October 15, 2025 · Yard, Dogs
Hiding in the Leaves: Why Missed Piles Multiply in October

October might be the sneakiest month of the year for Eastern Iowa dog owners. The weather is perfect, the yard looks gorgeous under a layer of gold and orange, and the skeletons and mums are out on every block from Marion to Coralville. Meanwhile, under all those picture-perfect leaves, a backlog is quietly building.
Leaves are better camouflage than snow
At least snow is honest: you know you cannot see anything. Leaves are worse because the yard still looks visible. You glance out, see nothing, and assume clean.

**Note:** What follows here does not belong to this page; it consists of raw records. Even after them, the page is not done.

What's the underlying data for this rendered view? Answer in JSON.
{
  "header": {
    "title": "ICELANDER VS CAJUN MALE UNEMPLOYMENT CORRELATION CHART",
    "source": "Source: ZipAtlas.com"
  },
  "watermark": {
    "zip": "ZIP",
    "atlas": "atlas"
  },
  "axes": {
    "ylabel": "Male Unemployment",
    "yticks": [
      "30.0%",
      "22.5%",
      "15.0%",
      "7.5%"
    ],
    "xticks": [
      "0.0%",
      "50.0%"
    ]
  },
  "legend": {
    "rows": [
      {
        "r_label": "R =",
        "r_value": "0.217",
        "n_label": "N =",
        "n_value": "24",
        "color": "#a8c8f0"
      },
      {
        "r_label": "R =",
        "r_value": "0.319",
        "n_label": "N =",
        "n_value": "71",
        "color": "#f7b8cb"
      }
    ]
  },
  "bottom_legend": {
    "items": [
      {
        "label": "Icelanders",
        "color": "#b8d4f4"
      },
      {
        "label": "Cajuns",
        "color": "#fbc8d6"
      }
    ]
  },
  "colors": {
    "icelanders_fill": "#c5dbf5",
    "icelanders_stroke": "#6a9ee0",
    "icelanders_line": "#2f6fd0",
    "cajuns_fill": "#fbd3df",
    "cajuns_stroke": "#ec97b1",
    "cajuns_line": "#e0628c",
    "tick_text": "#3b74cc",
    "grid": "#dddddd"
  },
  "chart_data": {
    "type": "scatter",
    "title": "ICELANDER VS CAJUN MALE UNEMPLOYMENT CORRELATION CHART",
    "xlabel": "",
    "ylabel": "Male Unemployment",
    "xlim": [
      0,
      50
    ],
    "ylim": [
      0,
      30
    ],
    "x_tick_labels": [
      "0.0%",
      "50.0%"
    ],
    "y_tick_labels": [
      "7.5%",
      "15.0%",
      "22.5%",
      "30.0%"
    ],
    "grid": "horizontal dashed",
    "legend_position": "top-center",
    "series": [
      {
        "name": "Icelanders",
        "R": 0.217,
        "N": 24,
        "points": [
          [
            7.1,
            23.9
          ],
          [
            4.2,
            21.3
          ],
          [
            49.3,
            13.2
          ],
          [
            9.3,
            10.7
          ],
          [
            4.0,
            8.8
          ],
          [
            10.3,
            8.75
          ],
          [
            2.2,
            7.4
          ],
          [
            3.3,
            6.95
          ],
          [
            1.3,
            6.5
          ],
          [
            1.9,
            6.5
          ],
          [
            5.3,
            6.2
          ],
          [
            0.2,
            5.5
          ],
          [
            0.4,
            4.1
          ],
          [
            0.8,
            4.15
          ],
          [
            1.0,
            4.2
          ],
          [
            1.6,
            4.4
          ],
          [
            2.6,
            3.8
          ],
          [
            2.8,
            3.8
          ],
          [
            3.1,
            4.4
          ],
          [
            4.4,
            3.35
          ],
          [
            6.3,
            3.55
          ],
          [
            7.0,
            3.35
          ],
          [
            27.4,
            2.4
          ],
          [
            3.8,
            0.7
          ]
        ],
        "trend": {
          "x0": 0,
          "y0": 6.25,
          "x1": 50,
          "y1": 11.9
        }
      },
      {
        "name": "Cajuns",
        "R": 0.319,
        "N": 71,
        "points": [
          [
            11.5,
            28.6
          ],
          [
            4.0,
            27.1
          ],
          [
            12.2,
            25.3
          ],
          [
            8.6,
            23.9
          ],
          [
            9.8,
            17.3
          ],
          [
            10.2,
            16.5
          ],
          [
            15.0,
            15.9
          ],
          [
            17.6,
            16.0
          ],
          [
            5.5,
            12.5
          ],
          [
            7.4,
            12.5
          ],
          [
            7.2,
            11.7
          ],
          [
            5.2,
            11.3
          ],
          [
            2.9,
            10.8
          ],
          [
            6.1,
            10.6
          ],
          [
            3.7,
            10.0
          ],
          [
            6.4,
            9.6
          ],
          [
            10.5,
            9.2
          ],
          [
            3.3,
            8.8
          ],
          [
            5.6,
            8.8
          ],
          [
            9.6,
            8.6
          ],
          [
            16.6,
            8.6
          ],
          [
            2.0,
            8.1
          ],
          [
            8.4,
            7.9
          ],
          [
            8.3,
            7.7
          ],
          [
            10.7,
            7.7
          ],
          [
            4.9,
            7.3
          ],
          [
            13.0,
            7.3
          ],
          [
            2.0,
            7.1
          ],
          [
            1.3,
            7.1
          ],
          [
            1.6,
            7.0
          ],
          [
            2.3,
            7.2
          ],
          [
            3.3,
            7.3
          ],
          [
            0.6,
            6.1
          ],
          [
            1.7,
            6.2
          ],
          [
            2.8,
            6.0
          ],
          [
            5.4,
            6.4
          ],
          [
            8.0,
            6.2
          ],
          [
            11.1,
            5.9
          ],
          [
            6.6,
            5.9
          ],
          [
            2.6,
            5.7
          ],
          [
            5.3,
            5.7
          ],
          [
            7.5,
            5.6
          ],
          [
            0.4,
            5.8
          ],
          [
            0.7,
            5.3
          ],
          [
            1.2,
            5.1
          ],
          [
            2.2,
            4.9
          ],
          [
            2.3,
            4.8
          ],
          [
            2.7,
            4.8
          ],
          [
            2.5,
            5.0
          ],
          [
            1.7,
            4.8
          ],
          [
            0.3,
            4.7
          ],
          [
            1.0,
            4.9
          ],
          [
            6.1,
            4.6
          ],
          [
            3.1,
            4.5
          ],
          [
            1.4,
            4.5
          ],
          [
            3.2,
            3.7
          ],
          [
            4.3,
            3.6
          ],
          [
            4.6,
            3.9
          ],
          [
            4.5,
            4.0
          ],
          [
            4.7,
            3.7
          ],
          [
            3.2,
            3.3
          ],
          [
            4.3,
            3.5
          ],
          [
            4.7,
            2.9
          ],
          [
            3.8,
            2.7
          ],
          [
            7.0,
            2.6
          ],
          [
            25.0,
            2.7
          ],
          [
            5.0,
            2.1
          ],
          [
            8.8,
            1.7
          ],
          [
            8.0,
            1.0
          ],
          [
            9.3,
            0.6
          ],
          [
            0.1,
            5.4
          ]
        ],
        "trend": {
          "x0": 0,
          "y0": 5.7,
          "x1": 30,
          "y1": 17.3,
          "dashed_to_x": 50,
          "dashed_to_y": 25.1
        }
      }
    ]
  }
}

But a single layer of oak leaves hides a pile completely, and every windy day reshuffles the camouflage. Even people who scoop regularly start missing piles in October, and the misses accumulate right up until the November rake-out reveals everything at once.
Our techs deal with this all month: the grid pattern and second pass exist precisely for leaf season, and October is when they earn their keep.
The rake-day disaster
There are two classic October failure modes:
- The surprise rake. You rake the yard, and every hidden pile comes with it. Now your leaf pile is a biohazard, your rake needs a bath, and bagging leaves became a two-glove job.
- The mulch-mow smear. Running the mower over leaf-covered grass shreds everything underneath, including things you did not want shredded. We cover why picking up first matters in our scooping guide, but trust us: pick up before you mulch.
Both are avoidable with one rule: scoop before you touch the leaves, every time.
Keeping the decorated yard clean
If your household goes big on fall decorations, remember that inflatables, hay bales, and corn stalks all create new blind corners at exactly the moment leaves make everything harder to see. Keep the dog's main potty zone away from the decoration zone and the trick-or-treat path. The last thing October needs is a costumed six-year-old finding a landmine on the front walk.
The easy version of October
Weekly service through leaf season means the yard gets a professional grid-search every seven days, leaves or no leaves. Nothing accumulates, rake day is just rake day, and the November winterizing work starts from clean grass.
FAQ
How do you find piles under leaves?
Method beats eyesight. Our techs walk a tight grid, disturb the leaf layer as they go, then do a second pass at a different angle. It is slower in October, and worth it.
Should I bag or mulch leaves in a dog yard?
Either works if the yard is scooped first. If it has been a few weeks, scoop, then rake, then decide. Never mulch-mow a yard you have not cleared.
Do you scoop front yards too?
Yep, anywhere your dog goes and we can reach from outside: front, back, side yards, and dog runs.